Canopy Resistance and Estimation of Evapotranspiration above a Humid Cypress Forest

This study presented a two-year data set of sensible heat and water vapor fluxes above a humid subtropical montane Cypress forest, located at 1650 m a.s.l. in northeastern Taiwan. The focuses of this study were to investigate (1) the diurnal and seasonal variations of canopy resistance and fluxes of sensible heat and water vapor above this forest; and (2) the mechanism of why a fixed canopy resistance could work when implementing the Penman–Monteith equation for diurnal hourly evapotranspiration estimation. Our results showed distinct seasonal variations in canopy resistance and water vapor flux, but on the contrary, the sensible heat flux did not change as much as the water vapor flux did with seasons. The seasonal variation patterns of the canopy resistance and water vapor flux were highly coupled with the meteorological factors. Also, the results demonstrated that a constant (fixed) canopy resistance was good enough for estimating the diurnal variation of evapotranspiration using Penman–Monteith equation. We observed a canopy resistance around 190 (s/m) for both the two warm seasons; and canopy resistances were around 670 and 320 (s/m) for the two cool seasons, respectively. In addition, our analytical analyses demonstrated that when the average canopy resistance is higher than 200 (s/m), the Penman–Monteith equation is less sensitive to the change of canopy resistance; hence, a fixed canopy resistance is suitable for the diurnal hourly evapotranspiration estimation. However, this is not the case when the average canopy resistance is less than 100 (s/m), and variable canopy resistances are needed. These two constraints (200 and 100) were obtained based on purely analytical analyses under a moderate meteorological condition (Rn = 600 W·m−2, RH = 60%, Ta = 20°C, U = 2 m·s−1) and a measurement height around two times of the canopy height.

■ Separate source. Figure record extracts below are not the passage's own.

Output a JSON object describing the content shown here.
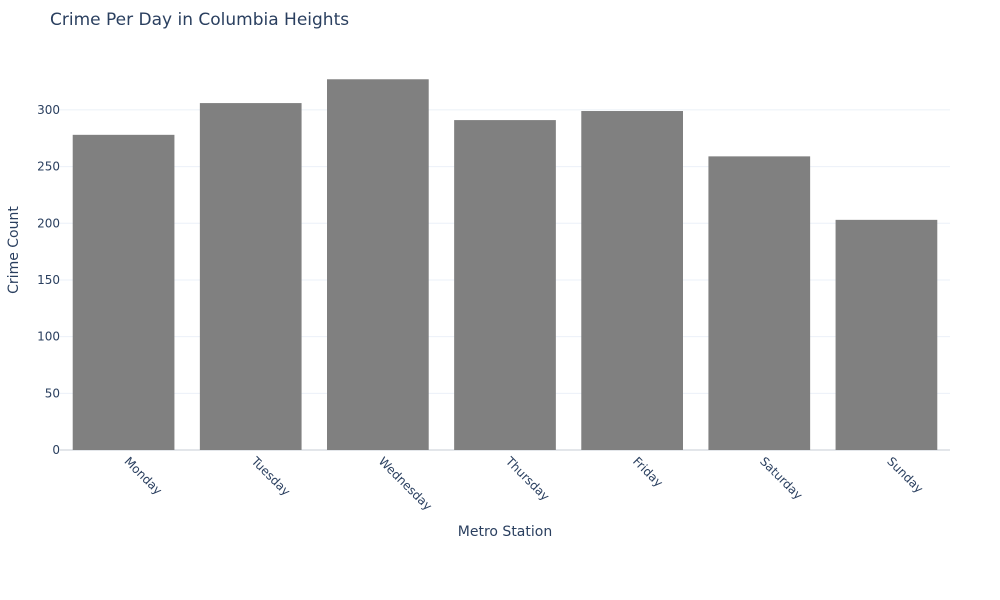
{
  "chart_data": {
    "type": "bar",
    "title": "Crime Per Day in Columbia Heights",
    "xlabel": "Metro Station",
    "ylabel": "Crime Count",
    "categories": [
      "Monday",
      "Tuesday",
      "Wednesday",
      "Thursday",
      "Friday",
      "Saturday",
      "Sunday"
    ],
    "values": [
      278,
      306,
      327,
      291,
      299,
      259,
      203
    ],
    "ylim": [
      0,
      344
    ],
    "yticks": [
      0,
      50,
      100,
      150,
      200,
      250,
      300
    ],
    "grid": true,
    "bar_color": "#808080"
  }
}
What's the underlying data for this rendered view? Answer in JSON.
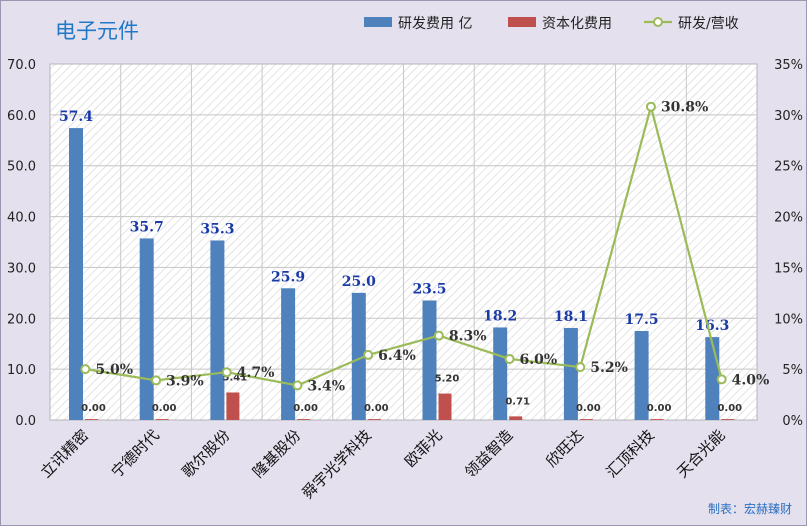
{
  "title": "电子元件",
  "credit": "制表：宏赫臻财",
  "colors": {
    "rd": "#4f81bd",
    "cap": "#c0504d",
    "ratio": "#9bbb59"
  },
  "chart_data": {
    "type": "bar",
    "categories": [
      "立讯精密",
      "宁德时代",
      "歌尔股份",
      "隆基股份",
      "舜宇光学科技",
      "欧菲光",
      "领益智造",
      "欣旺达",
      "汇顶科技",
      "天合光能"
    ],
    "series": [
      {
        "name": "研发费用 亿",
        "type": "bar",
        "axis": "left",
        "values": [
          57.4,
          35.7,
          35.3,
          25.9,
          25.0,
          23.5,
          18.2,
          18.1,
          17.5,
          16.3
        ],
        "labels": [
          "57.4",
          "35.7",
          "35.3",
          "25.9",
          "25.0",
          "23.5",
          "18.2",
          "18.1",
          "17.5",
          "16.3"
        ]
      },
      {
        "name": "资本化费用",
        "type": "bar",
        "axis": "left",
        "values": [
          0.0,
          0.0,
          5.41,
          0.0,
          0.0,
          5.2,
          0.71,
          0.0,
          0.0,
          0.0
        ],
        "labels": [
          "0.00",
          "0.00",
          "5.41",
          "0.00",
          "0.00",
          "5.20",
          "0.71",
          "0.00",
          "0.00",
          "0.00"
        ]
      },
      {
        "name": "研发/营收",
        "type": "line",
        "axis": "right",
        "values": [
          5.0,
          3.9,
          4.7,
          3.4,
          6.4,
          8.3,
          6.0,
          5.2,
          30.8,
          4.0
        ],
        "labels": [
          "5.0%",
          "3.9%",
          "4.7%",
          "3.4%",
          "6.4%",
          "8.3%",
          "6.0%",
          "5.2%",
          "30.8%",
          "4.0%"
        ]
      }
    ],
    "y_left": {
      "ylim": [
        0,
        70
      ],
      "ticks": [
        "0.0",
        "10.0",
        "20.0",
        "30.0",
        "40.0",
        "50.0",
        "60.0",
        "70.0"
      ]
    },
    "y_right": {
      "ylim": [
        0,
        35
      ],
      "ticks": [
        "0%",
        "5%",
        "10%",
        "15%",
        "20%",
        "25%",
        "30%",
        "35%"
      ]
    },
    "grid": true,
    "legend": "top-right"
  }
}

Maize Evapotranspiration Estimation Using Penman-Monteith Equation and Modeling the Bulk Canopy Resistance

Some techniques, such as the Katerji and Perrier approach, estimate the bulk canopy resistance (rc) as a function of meteorological variables and then calculate the hourly evapotranspiration using the Penman–Monteith equation, so that traditional crop coefficients are not needed. As far as we know, there are no published studies regarding using this method for a maize crop. The objective of this study was to calibrate and validate the canopy resistance for an irrigated continuous maize crop in the Midwestern United States (US). In addition, we determined the effect of derivation year, bowen ratio, and the extent of canopy. In this study we derive empirical coefficients necessary to estimate rc for maize, five years (2001–2005) were considered. A split-sample approach was taken, in which each year’s data was taken as a potential calibration data set and validation was accomplished while using the other four years of data. We grouped the data by green leaf area index (GLAI) and the Bowen ratio (β) by parsing the data into a 3 × 3 grouping: LAI (≥2, ≥3, and ≥4) and |β| (≤0.1, ≤0.2, and ≤0.3). The best fit data indicated reasonably good results for all nine groupings, so that the calibration coefficients derived for the conditions LAI ≥ 2 and |β| ≤ 0.3 were taken in light of the longer span associated with LAI ≥ 2 and the larger number of hours. For the calibrations in this subgroup, the results indicate that the annual empirical coefficients for rc are nearly the same and equally effective, regardless of the year used for calibration. Our validation included all the daytime hours regardless of β. Thus, it was concluded that the calibration at our site was independent of the derivation year. Knowledge of the Bowen ratio was useful in calibration, but accurate ET estimates (validation) can be obtained without knowledge of the Bowen ratio. Validation resulted in hourly ET estimates for irrigated maize that explained 83% to 86% of the variation in measured ET with an accuracy of ± 0.2 mm.